Organizational Structure for Cultivating, Processing, and Dispensing Medical Cannabis
- Under Current Law
Florida law has mandated a vertically integrated system for cultivating, processing, and dispensing medical cannabis. Indeed, each step of the process must be conducted by a “dispensing organization” that is approved by the Department. Initially, Florida law limited the amount of approved dispensing organizations to five (5). In November of 2015, the five (5) winning applicants were announced. In 2016, the law was amended to allow the approval of additional dispensing organizations who successfully challenged the selection process. Additionally, upon the registration of 250,000 active qualified patients, the Department is required to approve three (3) more dispensing organizations. Currently, there are six (6) approved dispensing organizations, two (2) of which have been authorized to conduct sales to qualified patients in Florida.
- Under Amendment 2
It is too early to determine whether or to what extent the organizational structure for cultivating, processing, and dispensing medical marijuana under Amendment 2 will differ from existing law. Amendment 2 offers significant flexibility for establishing the organizational structure for the production and distribution of medical marijuana. Indeed, Amendment 2 establishes “Medical Marijuana Treatment Centers” (MMTC). MMTCs are defined broadly to include an entity that “acquires, cultivates, possesses, processes…., transfers, transports, sells, distributes, dispenses, or administers marijuana…” By using the operative term “or”, Amendment 2 allows for the possibility of independently registered entities that perform specific functions along the production and distribution chain. Thus, for example, a cultivation facility and dispensary may be independently owned and operated.

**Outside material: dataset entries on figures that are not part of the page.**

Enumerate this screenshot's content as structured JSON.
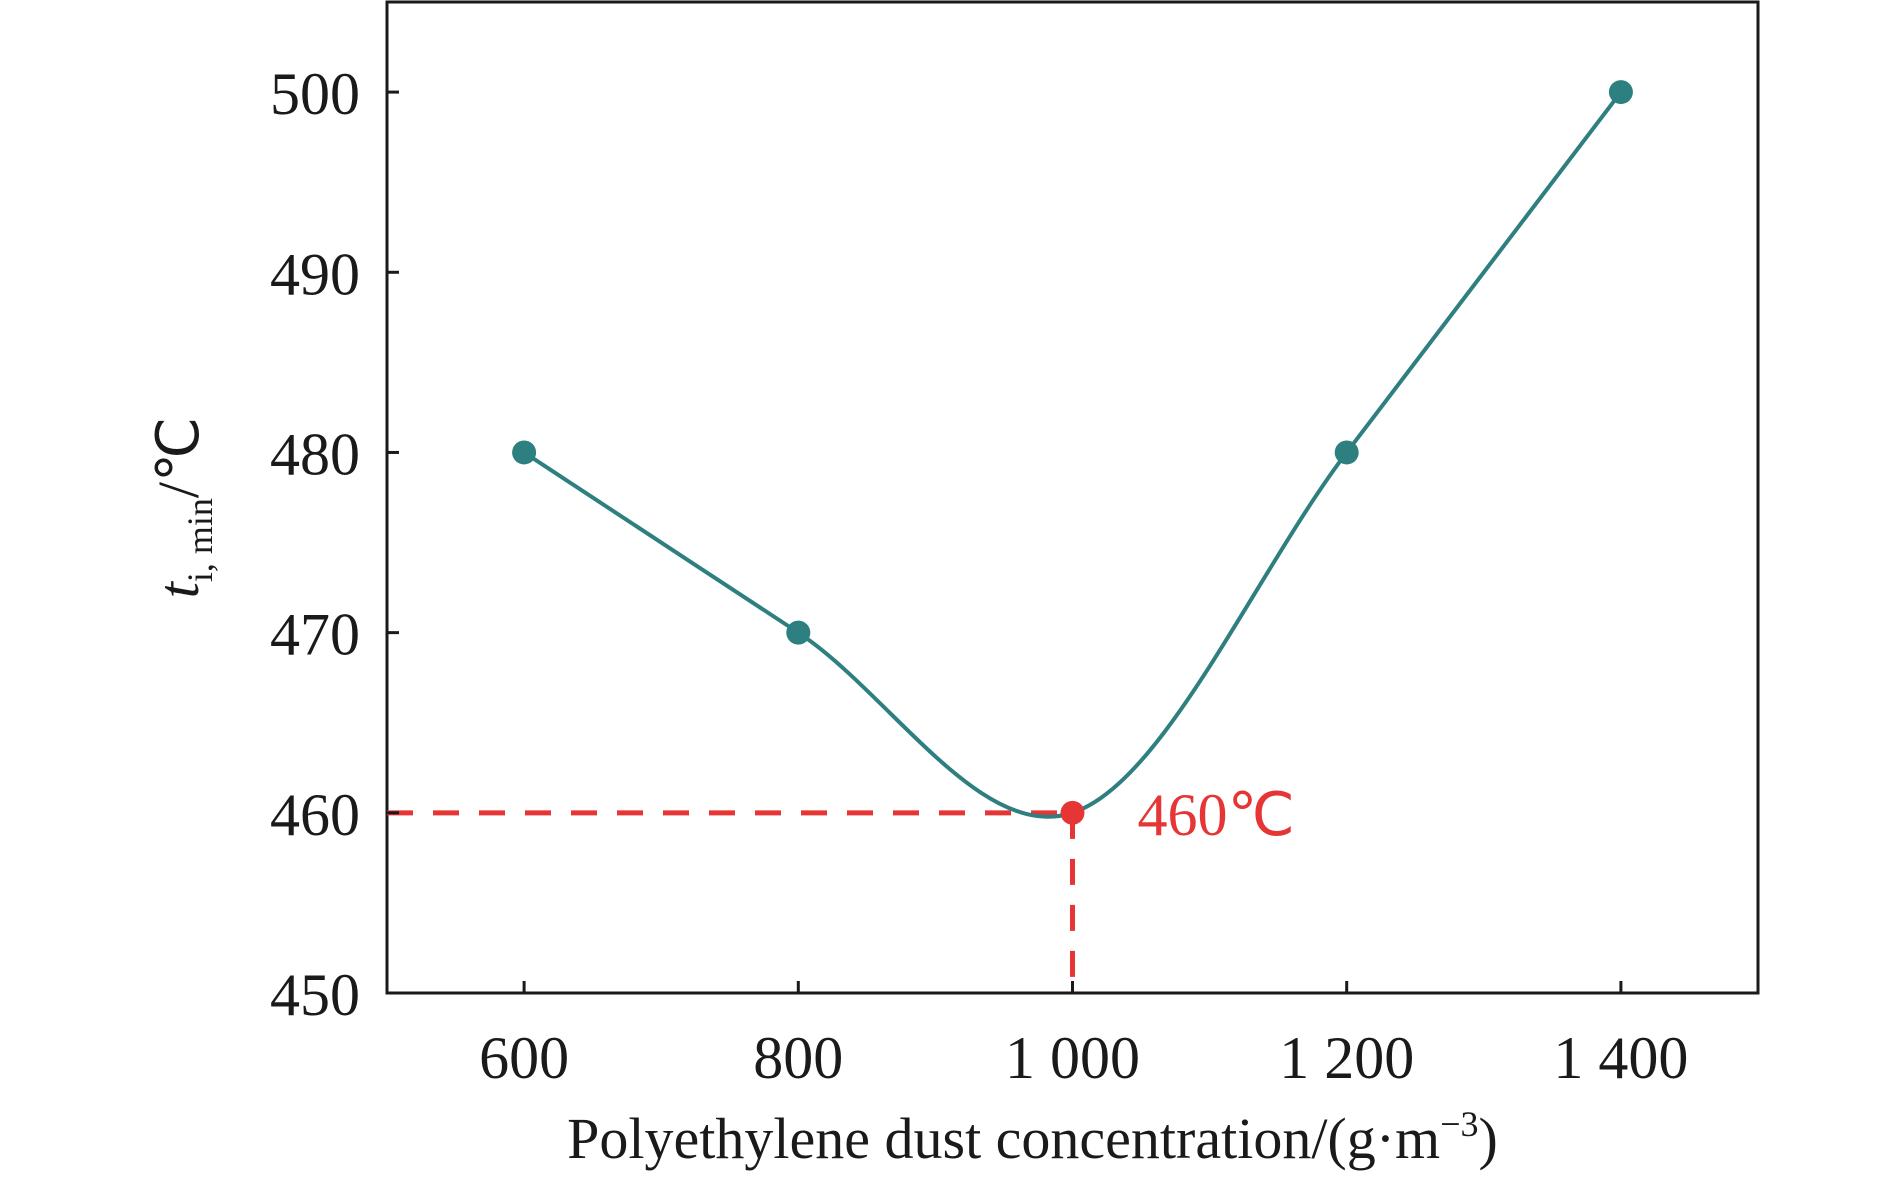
{
  "chart_data": {
    "type": "line",
    "x": [
      600,
      800,
      1000,
      1200,
      1400
    ],
    "series": [
      {
        "values": [
          480,
          470,
          460,
          480,
          500
        ]
      }
    ],
    "xlim": [
      500,
      1500
    ],
    "ylim": [
      450,
      505
    ],
    "xticks": [
      600,
      800,
      1000,
      1200,
      1400
    ],
    "xtick_labels": [
      "600",
      "800",
      "1 000",
      "1 200",
      "1 400"
    ],
    "yticks": [
      450,
      460,
      470,
      480,
      490,
      500
    ],
    "ytick_labels": [
      "450",
      "460",
      "470",
      "480",
      "490",
      "500"
    ],
    "xlabel": "Polyethylene dust concentration/(g·m",
    "xlabel_sup": "−3",
    "xlabel_close": ")",
    "ylabel_main": "t",
    "ylabel_sub": "i, min",
    "ylabel_unit": "/℃",
    "grid": false,
    "legend": "none",
    "line_color": "#2e7f80",
    "highlight": {
      "x": 1000,
      "y": 460,
      "label": "460℃",
      "color": "#e63535"
    }
  }
}
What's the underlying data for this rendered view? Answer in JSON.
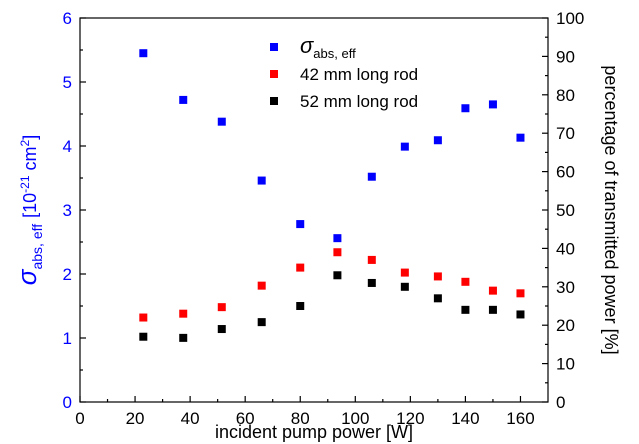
{
  "chart_data": {
    "type": "scatter",
    "xlabel": "incident pump power [W]",
    "ylabel": {
      "symbol": "σ",
      "sub": "abs, eff",
      "unit_open": "[10",
      "exp": "-21",
      "unit": " cm",
      "unit_exp": "2",
      "unit_close": "]"
    },
    "y2label": "percentage of transmitted power [%]",
    "xlim": [
      0,
      170
    ],
    "xticks": [
      0,
      20,
      40,
      60,
      80,
      100,
      120,
      140,
      160
    ],
    "ylim": [
      0,
      6
    ],
    "yticks": [
      0,
      1,
      2,
      3,
      4,
      5,
      6
    ],
    "y2lim": [
      0,
      100
    ],
    "y2ticks": [
      0,
      10,
      20,
      30,
      40,
      50,
      60,
      70,
      80,
      90,
      100
    ],
    "x": [
      23,
      37.5,
      51.5,
      66,
      80,
      93.5,
      106,
      118,
      130,
      140,
      150,
      160
    ],
    "series": [
      {
        "name": "σ",
        "name_sub": "abs, eff",
        "color": "#0000ff",
        "axis": "y",
        "values": [
          5.45,
          4.72,
          4.38,
          3.46,
          2.78,
          2.56,
          3.52,
          3.99,
          4.09,
          4.59,
          4.65,
          4.13
        ]
      },
      {
        "name": "42 mm long rod",
        "color": "#ff0000",
        "axis": "y2",
        "values": [
          22,
          23,
          24.7,
          30.3,
          35,
          39,
          37,
          33.7,
          32.7,
          31.3,
          29,
          28.3
        ]
      },
      {
        "name": "52 mm long rod",
        "color": "#000000",
        "axis": "y2",
        "values": [
          17,
          16.7,
          19,
          20.8,
          25,
          33,
          31,
          30,
          27,
          24,
          24,
          22.8
        ]
      }
    ]
  }
}
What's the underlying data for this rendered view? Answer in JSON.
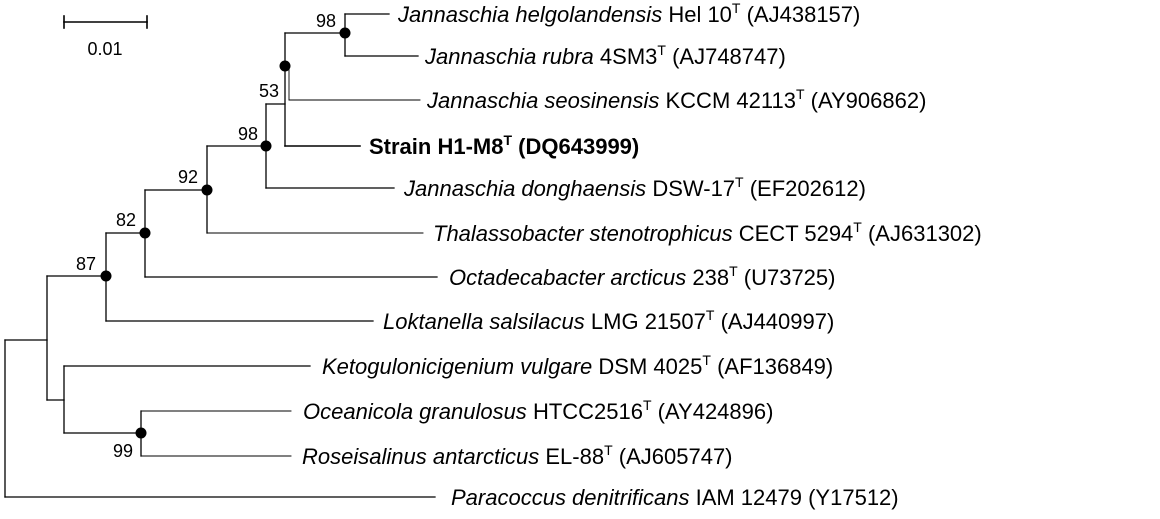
{
  "scale_bar": {
    "label": "0.01"
  },
  "taxa": [
    {
      "id": "t1",
      "genus_species": "Jannaschia helgolandensis",
      "strain": "Hel 10",
      "type_marker": "T",
      "accession": "(AJ438157)",
      "bold": false
    },
    {
      "id": "t2",
      "genus_species": "Jannaschia rubra",
      "strain": "4SM3",
      "type_marker": "T",
      "accession": "(AJ748747)",
      "bold": false
    },
    {
      "id": "t3",
      "genus_species": "Jannaschia seosinensis",
      "strain": "KCCM 42113",
      "type_marker": "T",
      "accession": "(AY906862)",
      "bold": false
    },
    {
      "id": "t4",
      "genus_species": "",
      "strain": "Strain H1-M8",
      "type_marker": "T",
      "accession": "(DQ643999)",
      "bold": true
    },
    {
      "id": "t5",
      "genus_species": "Jannaschia donghaensis",
      "strain": "DSW-17",
      "type_marker": "T",
      "accession": "(EF202612)",
      "bold": false
    },
    {
      "id": "t6",
      "genus_species": "Thalassobacter stenotrophicus",
      "strain": "CECT 5294",
      "type_marker": "T",
      "accession": "(AJ631302)",
      "bold": false
    },
    {
      "id": "t7",
      "genus_species": "Octadecabacter arcticus",
      "strain": "238",
      "type_marker": "T",
      "accession": "(U73725)",
      "bold": false
    },
    {
      "id": "t8",
      "genus_species": "Loktanella salsilacus",
      "strain": "LMG 21507",
      "type_marker": "T",
      "accession": "(AJ440997)",
      "bold": false
    },
    {
      "id": "t9",
      "genus_species": "Ketogulonicigenium vulgare",
      "strain": "DSM 4025",
      "type_marker": "T",
      "accession": "(AF136849)",
      "bold": false
    },
    {
      "id": "t10",
      "genus_species": "Oceanicola granulosus",
      "strain": "HTCC2516",
      "type_marker": "T",
      "accession": "(AY424896)",
      "bold": false
    },
    {
      "id": "t11",
      "genus_species": "Roseisalinus antarcticus",
      "strain": "EL-88",
      "type_marker": "T",
      "accession": "(AJ605747)",
      "bold": false
    },
    {
      "id": "t12",
      "genus_species": "Paracoccus denitrificans",
      "strain": "IAM 12479",
      "type_marker": "",
      "accession": "(Y17512)",
      "bold": false
    }
  ],
  "bootstrap_values": [
    {
      "node": "n-helgolandensis-rubra",
      "value": "98"
    },
    {
      "node": "n-jannaschia-core",
      "value": "53"
    },
    {
      "node": "n-jannaschia-all",
      "value": "98"
    },
    {
      "node": "n-thalassobacter",
      "value": "92"
    },
    {
      "node": "n-octadecabacter",
      "value": "82"
    },
    {
      "node": "n-loktanella",
      "value": "87"
    },
    {
      "node": "n-oceanicola-roseisalinus",
      "value": "99"
    }
  ]
}
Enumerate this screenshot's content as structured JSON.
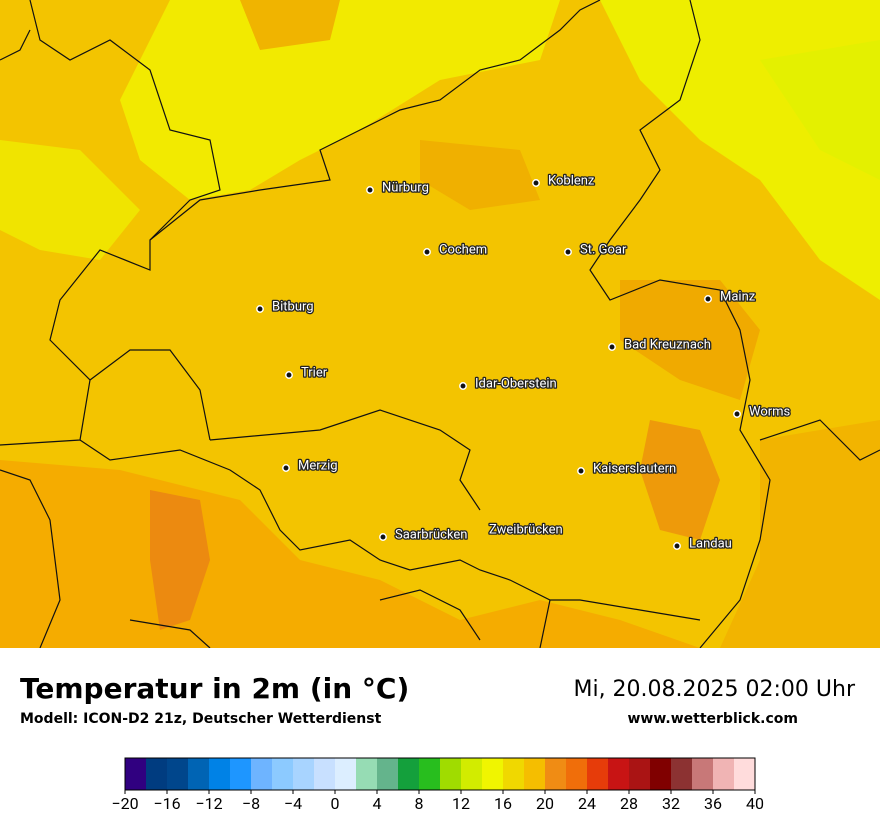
{
  "header": {
    "title": "Temperatur in 2m (in °C)",
    "subtitle": "Modell: ICON-D2 21z, Deutscher Wetterdienst",
    "datetime": "Mi, 20.08.2025 02:00 Uhr",
    "website": "www.wetterblick.com"
  },
  "cities": [
    "Nürburg",
    "Koblenz",
    "Cochem",
    "St. Goar",
    "Mainz",
    "Bitburg",
    "Bad Kreuznach",
    "Trier",
    "Idar-Oberstein",
    "Worms",
    "Merzig",
    "Kaiserslautern",
    "Saarbrücken",
    "Zweibrücken",
    "Landau"
  ],
  "colorbar": {
    "ticks": [
      {
        "value": -20,
        "label": "−20"
      },
      {
        "value": -16,
        "label": "−16"
      },
      {
        "value": -12,
        "label": "−12"
      },
      {
        "value": -8,
        "label": "−8"
      },
      {
        "value": -4,
        "label": "−4"
      },
      0,
      4,
      8,
      12,
      16,
      20,
      24,
      28,
      32,
      36,
      40
    ],
    "colors": [
      "#300080",
      "#003c80",
      "#00468c",
      "#0064b4",
      "#0082e6",
      "#1e96ff",
      "#6eb4ff",
      "#8ccaff",
      "#a8d4ff",
      "#c8e0ff",
      "#dceeff",
      "#96dcb4",
      "#64b48c",
      "#14a03c",
      "#28be1e",
      "#a0dc00",
      "#d2ec00",
      "#f0f500",
      "#f0d800",
      "#f5be00",
      "#f08c14",
      "#f06e0a",
      "#e63c0a",
      "#c81414",
      "#aa1414",
      "#800000",
      "#8c3232",
      "#c87878",
      "#f0b4b4",
      "#ffdcdc"
    ]
  }
}
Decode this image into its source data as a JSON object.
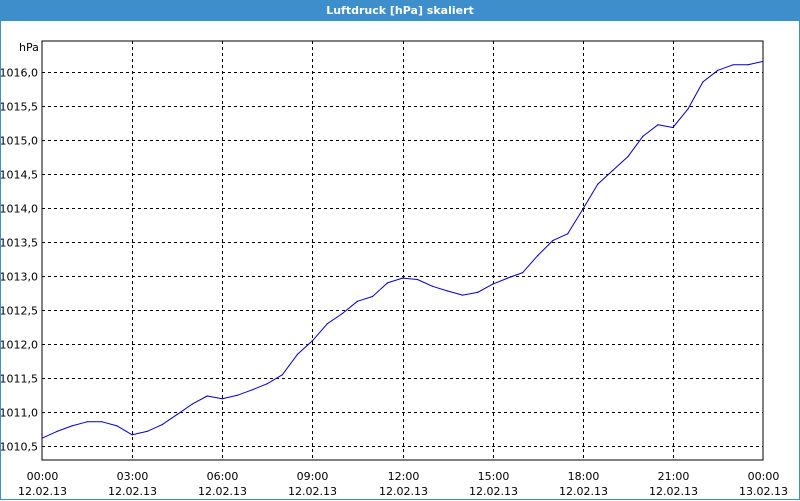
{
  "window": {
    "title": "Luftdruck [hPa] skaliert"
  },
  "chart_data": {
    "type": "line",
    "title": "Luftdruck [hPa] skaliert",
    "ylabel": "hPa",
    "xlabel": "",
    "ylim": [
      1010.3,
      1016.45
    ],
    "xlim": [
      "2013-02-12T00:00",
      "2013-02-13T00:00"
    ],
    "grid": true,
    "y_ticks": [
      "1010,5",
      "1011,0",
      "1011,5",
      "1012,0",
      "1012,5",
      "1013,0",
      "1013,5",
      "1014,0",
      "1014,5",
      "1015,0",
      "1015,5",
      "1016,0"
    ],
    "x_ticks": [
      {
        "time": "00:00",
        "date": "12.02.13"
      },
      {
        "time": "03:00",
        "date": "12.02.13"
      },
      {
        "time": "06:00",
        "date": "12.02.13"
      },
      {
        "time": "09:00",
        "date": "12.02.13"
      },
      {
        "time": "12:00",
        "date": "12.02.13"
      },
      {
        "time": "15:00",
        "date": "12.02.13"
      },
      {
        "time": "18:00",
        "date": "12.02.13"
      },
      {
        "time": "21:00",
        "date": "12.02.13"
      },
      {
        "time": "00:00",
        "date": "13.02.13"
      }
    ],
    "series": [
      {
        "color": "#0000c8",
        "points": [
          [
            "2013-02-12T00:00",
            1010.62
          ],
          [
            "2013-02-12T00:30",
            1010.72
          ],
          [
            "2013-02-12T01:00",
            1010.8
          ],
          [
            "2013-02-12T01:30",
            1010.86
          ],
          [
            "2013-02-12T02:00",
            1010.86
          ],
          [
            "2013-02-12T02:30",
            1010.8
          ],
          [
            "2013-02-12T03:00",
            1010.67
          ],
          [
            "2013-02-12T03:30",
            1010.72
          ],
          [
            "2013-02-12T04:00",
            1010.82
          ],
          [
            "2013-02-12T04:30",
            1010.97
          ],
          [
            "2013-02-12T05:00",
            1011.12
          ],
          [
            "2013-02-12T05:30",
            1011.24
          ],
          [
            "2013-02-12T06:00",
            1011.2
          ],
          [
            "2013-02-12T06:30",
            1011.25
          ],
          [
            "2013-02-12T07:00",
            1011.33
          ],
          [
            "2013-02-12T07:30",
            1011.42
          ],
          [
            "2013-02-12T08:00",
            1011.55
          ],
          [
            "2013-02-12T08:30",
            1011.85
          ],
          [
            "2013-02-12T09:00",
            1012.05
          ],
          [
            "2013-02-12T09:30",
            1012.3
          ],
          [
            "2013-02-12T10:00",
            1012.45
          ],
          [
            "2013-02-12T10:30",
            1012.63
          ],
          [
            "2013-02-12T11:00",
            1012.7
          ],
          [
            "2013-02-12T11:30",
            1012.9
          ],
          [
            "2013-02-12T12:00",
            1012.97
          ],
          [
            "2013-02-12T12:30",
            1012.95
          ],
          [
            "2013-02-12T13:00",
            1012.85
          ],
          [
            "2013-02-12T13:30",
            1012.78
          ],
          [
            "2013-02-12T14:00",
            1012.72
          ],
          [
            "2013-02-12T14:30",
            1012.76
          ],
          [
            "2013-02-12T15:00",
            1012.88
          ],
          [
            "2013-02-12T15:30",
            1012.97
          ],
          [
            "2013-02-12T16:00",
            1013.05
          ],
          [
            "2013-02-12T16:30",
            1013.3
          ],
          [
            "2013-02-12T17:00",
            1013.52
          ],
          [
            "2013-02-12T17:30",
            1013.62
          ],
          [
            "2013-02-12T18:00",
            1013.98
          ],
          [
            "2013-02-12T18:30",
            1014.35
          ],
          [
            "2013-02-12T19:00",
            1014.55
          ],
          [
            "2013-02-12T19:30",
            1014.75
          ],
          [
            "2013-02-12T20:00",
            1015.05
          ],
          [
            "2013-02-12T20:30",
            1015.22
          ],
          [
            "2013-02-12T21:00",
            1015.18
          ],
          [
            "2013-02-12T21:30",
            1015.45
          ],
          [
            "2013-02-12T22:00",
            1015.85
          ],
          [
            "2013-02-12T22:30",
            1016.02
          ],
          [
            "2013-02-12T23:00",
            1016.1
          ],
          [
            "2013-02-12T23:30",
            1016.1
          ],
          [
            "2013-02-13T00:00",
            1016.15
          ]
        ]
      }
    ]
  }
}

Additionally, Amendment 2 allows for the possibility of new registered entities, such as an entity that transports medical marijuana to other registered entities or patients. Finally, Amendment 2 does not identify the amount of MMTCs permitted in Florida. The precise amount and organizational structure of MMTCs will be determined by Florida’s Legislature and the Department following the passage of Amendment 2.
The fate of Amendment 2 will be decided by Florida voters at the ballot box come November. Amendment 2, like all constitutional amendments in Florida, requires a sixty percent (60%) passage rate. If Amendment 2 passes, patient access to medical marijuana will greatly expand. Moreover, Florida’s medical marijuana program will look much different than the program currently in existence. And while Amendment 2 has created a general framework for the new program, much of the work will be left to the Florida Legislature and the Department.